Je me dis aussi que La chaussure du bord de route pourrait être un témoin direct d’une vieille  superstition? Il parait que "dans le temps", les mariées lançaient une chaussure à leurs demoiselles d'honneur, celle qui l'attrapait était sensée se marier dans l'année. Il s'agit donc peut-être de chaussures abandonnées par des demoiselles d'honneur qui ne se sont pas mariées? Enfin non… ça ne tient pas la route car il y a aussi des chaussures masculines. Par ailleurs, de nos jours, on balance plutôt un bouquet de fleurs, ça fait moins mal quand tu te le prends dans la tronche…

Mon côté enfantin me dit que l’explication est plutôt à trouver dans les histoires fantastiques. Celle-ci s’intitulerait Shoes Story. Peut-être que comme dans Toy Story où les jouets s'animent, les chaussures ont une vie en dehors de nos pieds! Peut-être que parfois elles en ont marre de vivre à deux. Comme dans tous les couples il y a des hauts et des bas, et puis elles ne se voient pas souvent: quand l'une est devant, l'autre est derrière et vice versa. C'est pas évident de s'entendre dans ces conditions… Peut-être aussi que parfois, elles ne supportent plus leur boulot si ingrat: odeur, humidité, ongles mal coupés, griffures, coups, pluie, boue… Y'a de quoi péter les plombs et tenter une fugue.

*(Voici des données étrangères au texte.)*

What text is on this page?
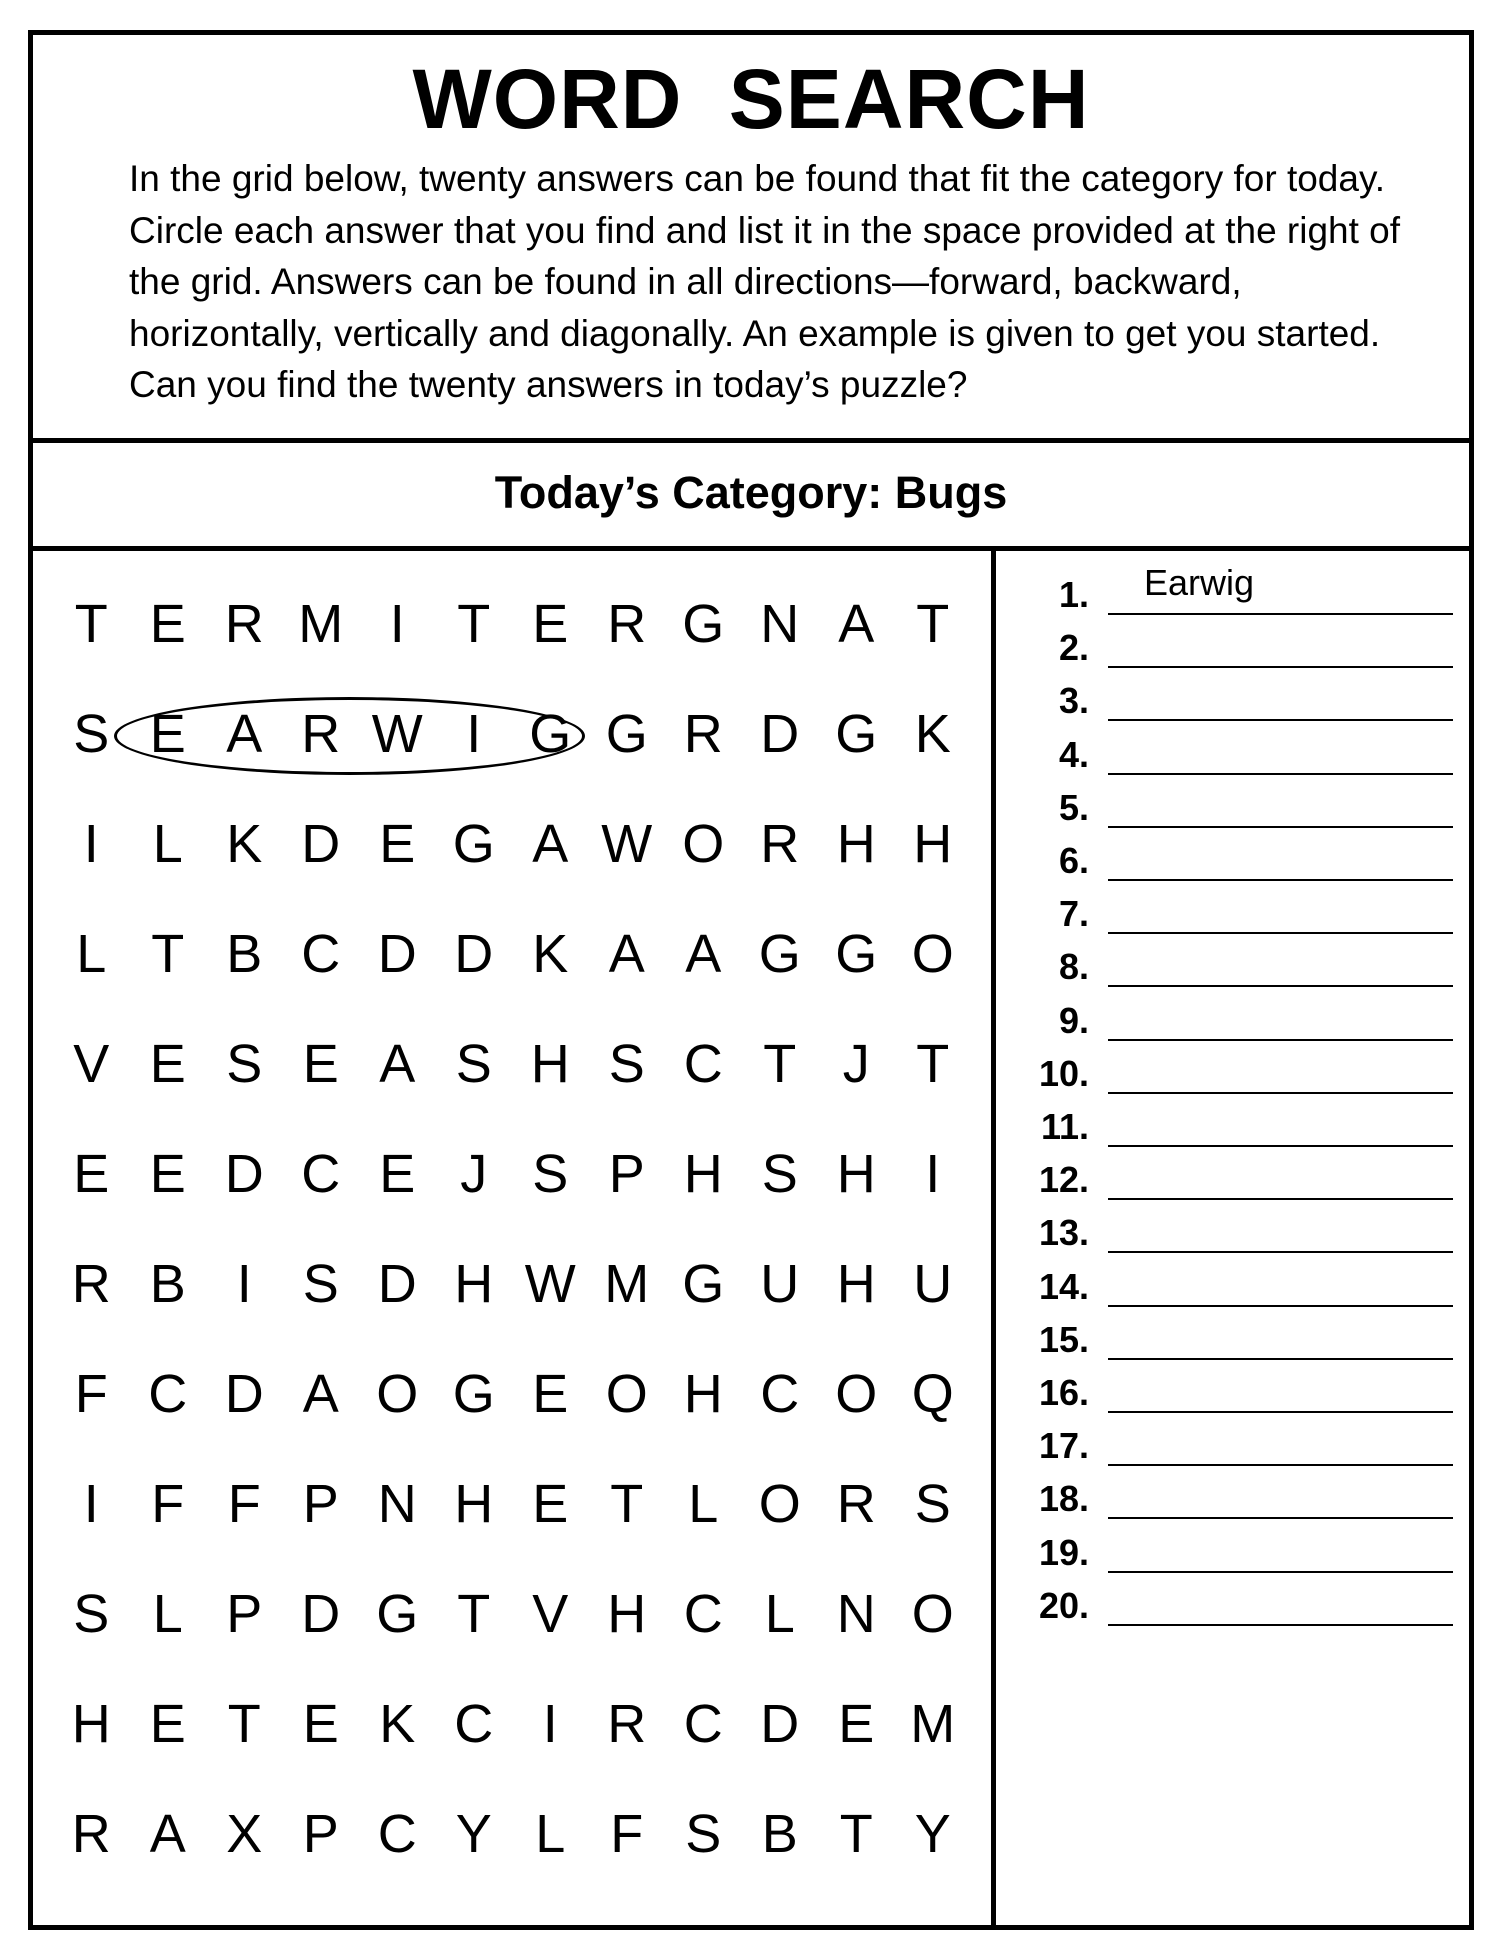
WORD SEARCH
In the grid below, twenty answers can be found that fit the category for today. Circle each answer that you find and list it in the space provided at the right of the grid. Answers can be found in all directions—forward, backward, horizontally, vertically and diagonally. An example is given to get you started. Can you find the twenty answers in today’s puzzle?
Today’s Category: Bugs
T E R M I T E R G N A T
S E A R W I G G R D G K
I L K D E G A W O R H H
L T B C D D K A A G G O
V E S E A S H S C T J T
E E D C E J S P H S H I
R B I S D H W M G U H U
F C D A O G E O H C O Q
I F F P N H E T L O R S
S L P D G T V H C L N O
H E T E K C I R C D E M
R A X P C Y L F S B T Y
1. Earwig
2.
3.
4.
5.
6.
7.
8.
9.
10.
11.
12.
13.
14.
15.
16.
17.
18.
19.
20.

Mais souvent, le plus dur est de revenir et certaines échouent lamentablement sur le bord des routes. Triste histoire… Toy Story c'est plus sympa quand même.

Pour terminer dans mes théories sérieuses sur le sujet, il y a aussi celle liée à la désinvolture de l'humanité. L'être humain n'est-il pas tout simplement négligent? Jeter ses vieilles chaussures sur la route, comme certains jettent leurs papiers, leur chewing-gum ou leurs emballages McDo. L'être humain, dans toute sa splendeur, égocentré au possible, insensible aux effets à long terme de ses actes. "D'autres répareront mes erreurs" ou "D'autres feront à ma place". Illusion de l'invulnérabilité. Quel bel effet de groupe!

Finalement, la Chaussure du bord de route serait un bon thème de recherche en psychosociologie!